Unambiguous + Unlimited = Unsupervised


Thursday, December 6, 2007 - 11:00am


Marti Hearst, PhD, Associate Professor, School of Information, UC Berkeley

The key to many modern computational linguistics problems is to train a machine learning algorithm over large numbers of labeled examples. However, in most cases, acquisition of labeled data is expensive, and so for years researchers have been striving to develop unsupervised algorithms that require little or no labeled data.

I will discuss one type of (nearly) unsupervised algorithm which is enjoying wider applicability recently due to the nearly unlimited amount of searchable text that has become available via web search engines. The main idea is to find a way to restate the problem such that at least some unambiguous examples of the problem are likely to be found in the vast sea of text.  I will show examples of this kind of algorithm applied to problems of structural ambiguity resolution and semantic relation identification and touch on the larger implications.

Joint work with Preslav Nakov.  Supported in part by NSF DBI-0317510.


Dr. Marti Hearst is an associate professor in the School of Information at UC Berkeley, with an affiliate appointment in the
Computer Science Division.  Her primary research interests are user interfaces and visualization for search engines, computational linguistics, and empirical analysis of social media.

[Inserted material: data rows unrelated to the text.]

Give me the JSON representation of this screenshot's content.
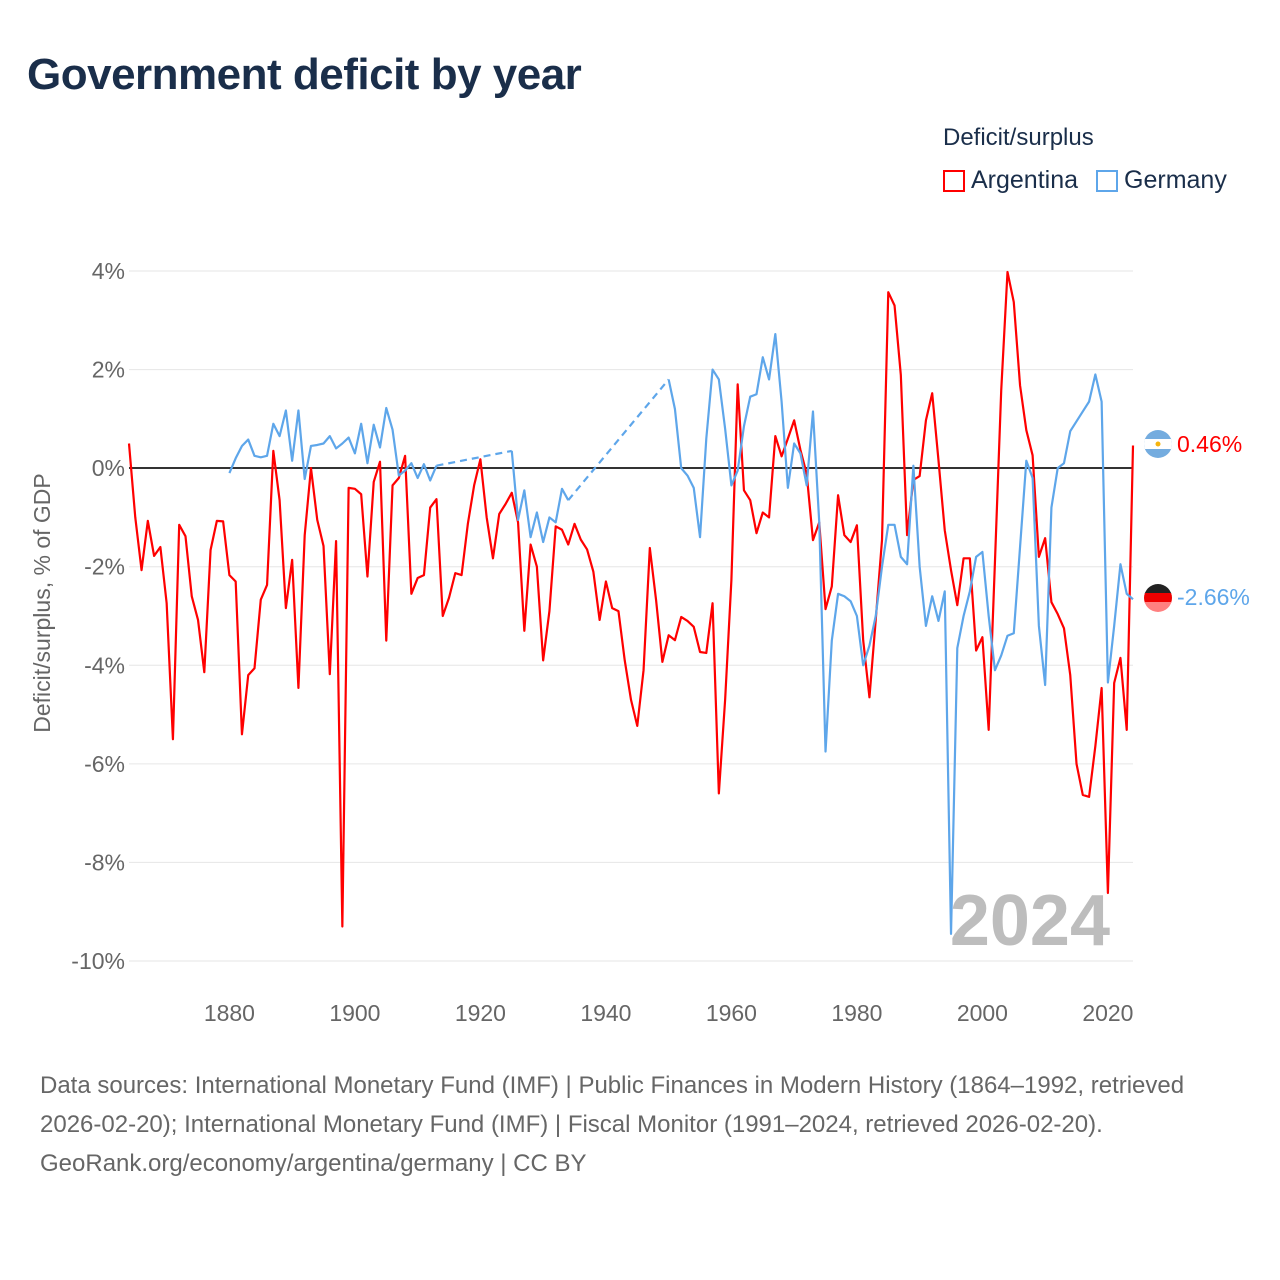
{
  "title": "Government deficit by year",
  "legend": {
    "title": "Deficit/surplus",
    "items": [
      {
        "label": "Argentina",
        "color": "#ff0000"
      },
      {
        "label": "Germany",
        "color": "#5ea6ea"
      }
    ]
  },
  "watermark_year": "2024",
  "end_labels": {
    "argentina": "0.46%",
    "germany": "-2.66%"
  },
  "footer": {
    "sources": "Data sources: International Monetary Fund (IMF) | Public Finances in Modern History (1864–1992, retrieved 2026-02-20); International Monetary Fund (IMF) | Fiscal Monitor (1991–2024, retrieved 2026-02-20).",
    "credit": "GeoRank.org/economy/argentina/germany | CC BY"
  },
  "chart_data": {
    "type": "line",
    "title": "Government deficit by year",
    "xlabel": "",
    "ylabel": "Deficit/surplus, % of GDP",
    "xlim": [
      1864,
      2024
    ],
    "ylim": [
      -10,
      4
    ],
    "x_ticks": [
      "1880",
      "1900",
      "1920",
      "1940",
      "1960",
      "1980",
      "2000",
      "2020"
    ],
    "x_tick_values": [
      1880,
      1900,
      1920,
      1940,
      1960,
      1980,
      2000,
      2020
    ],
    "y_ticks": [
      "4%",
      "2%",
      "0%",
      "-2%",
      "-4%",
      "-6%",
      "-8%",
      "-10%"
    ],
    "y_tick_values": [
      4,
      2,
      0,
      -2,
      -4,
      -6,
      -8,
      -10
    ],
    "grid": true,
    "legend_position": "top-right",
    "series": [
      {
        "name": "Argentina",
        "color": "#ff0000",
        "start_year": 1864,
        "values": [
          0.5,
          -1.0,
          -2.07,
          -1.07,
          -1.78,
          -1.6,
          -2.74,
          -5.5,
          -1.15,
          -1.38,
          -2.6,
          -3.08,
          -4.14,
          -1.66,
          -1.07,
          -1.08,
          -2.17,
          -2.3,
          -5.4,
          -4.2,
          -4.06,
          -2.67,
          -2.37,
          0.35,
          -0.65,
          -2.84,
          -1.86,
          -4.46,
          -1.36,
          0.0,
          -1.05,
          -1.58,
          -4.18,
          -1.48,
          -9.3,
          -0.4,
          -0.42,
          -0.53,
          -2.2,
          -0.28,
          0.13,
          -3.5,
          -0.35,
          -0.2,
          0.25,
          -2.55,
          -2.23,
          -2.17,
          -0.8,
          -0.63,
          -3.0,
          -2.63,
          -2.13,
          -2.17,
          -1.13,
          -0.35,
          0.18,
          -1.0,
          -1.83,
          -0.93,
          -0.73,
          -0.5,
          -1.1,
          -3.3,
          -1.55,
          -2.0,
          -3.9,
          -2.9,
          -1.18,
          -1.25,
          -1.55,
          -1.13,
          -1.45,
          -1.65,
          -2.1,
          -3.08,
          -2.3,
          -2.84,
          -2.9,
          -3.9,
          -4.7,
          -5.23,
          -4.1,
          -1.62,
          -2.68,
          -3.93,
          -3.39,
          -3.49,
          -3.02,
          -3.1,
          -3.22,
          -3.73,
          -3.75,
          -2.74,
          -6.6,
          -4.7,
          -2.27,
          1.7,
          -0.45,
          -0.65,
          -1.32,
          -0.9,
          -1.0,
          0.65,
          0.24,
          0.6,
          0.97,
          0.37,
          -0.12,
          -1.46,
          -1.1,
          -2.86,
          -2.4,
          -0.55,
          -1.36,
          -1.5,
          -1.16,
          -3.49,
          -4.65,
          -3.08,
          -1.46,
          3.57,
          3.3,
          1.89,
          -1.36,
          -0.24,
          -0.16,
          0.97,
          1.52,
          0.16,
          -1.26,
          -2.07,
          -2.78,
          -1.83,
          -1.83,
          -3.7,
          -3.43,
          -5.31,
          -1.9,
          1.58,
          3.98,
          3.37,
          1.68,
          0.77,
          0.26,
          -1.8,
          -1.42,
          -2.72,
          -2.96,
          -3.25,
          -4.2,
          -6.0,
          -6.63,
          -6.67,
          -5.64,
          -4.46,
          -8.62,
          -4.36,
          -3.85,
          -5.31,
          0.46
        ]
      },
      {
        "name": "Germany",
        "color": "#5ea6ea",
        "start_year": 1880,
        "values": [
          -0.1,
          0.2,
          0.45,
          0.58,
          0.25,
          0.22,
          0.25,
          0.9,
          0.65,
          1.17,
          0.15,
          1.17,
          -0.22,
          0.45,
          0.47,
          0.5,
          0.65,
          0.4,
          0.5,
          0.62,
          0.3,
          0.9,
          0.1,
          0.88,
          0.42,
          1.22,
          0.78,
          -0.15,
          -0.05,
          0.1,
          -0.2,
          0.08,
          -0.25,
          0.05,
          null,
          null,
          null,
          null,
          null,
          null,
          null,
          null,
          null,
          null,
          null,
          0.35,
          -1.05,
          -0.45,
          -1.4,
          -0.9,
          -1.5,
          -1.0,
          -1.1,
          -0.42,
          -0.65,
          null,
          null,
          null,
          null,
          null,
          null,
          null,
          null,
          null,
          null,
          null,
          null,
          null,
          null,
          null,
          1.8,
          1.2,
          0.0,
          -0.15,
          -0.4,
          -1.4,
          0.6,
          2.0,
          1.8,
          0.8,
          -0.35,
          -0.05,
          0.85,
          1.45,
          1.5,
          2.25,
          1.8,
          2.72,
          1.35,
          -0.4,
          0.5,
          0.3,
          -0.35,
          1.15,
          -1.1,
          -5.75,
          -3.5,
          -2.55,
          -2.6,
          -2.7,
          -3.0,
          -4.0,
          -3.6,
          -3.0,
          -2.0,
          -1.15,
          -1.15,
          -1.8,
          -1.95,
          0.05,
          -2.0,
          -3.2,
          -2.6,
          -3.1,
          -2.5,
          -9.45,
          -3.65,
          -3.0,
          -2.5,
          -1.8,
          -1.7,
          -3.0,
          -4.1,
          -3.8,
          -3.4,
          -3.35,
          -1.6,
          0.15,
          -0.2,
          -3.2,
          -4.4,
          -0.8,
          0.0,
          0.1,
          0.75,
          0.95,
          1.15,
          1.35,
          1.9,
          1.35,
          -4.35,
          -3.2,
          -1.95,
          -2.55,
          -2.66
        ]
      }
    ]
  }
}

She received BA, MS, and PhD degrees in Computer Science from the University of California at Berkeley, and she was a Member of the Research Staff at Xerox PARC from 1994 to 1997. Prof. Hearst is on the editorial boards of ACM Transactions on the Web and ACM Transactions on Computer-Human Interaction and was formerly on the boards of Computational Linguistics, ACM Transactions on Information Systems, and IEEE Intelligent Systems, and was the program co-chair of HLT-NAACL '03 and SIGIR '99. She has received an NSF CAREER award, an IBM Faculty Award, an Okawa Foundation Fellowship, and two student-initiated Excellence in Teaching awards.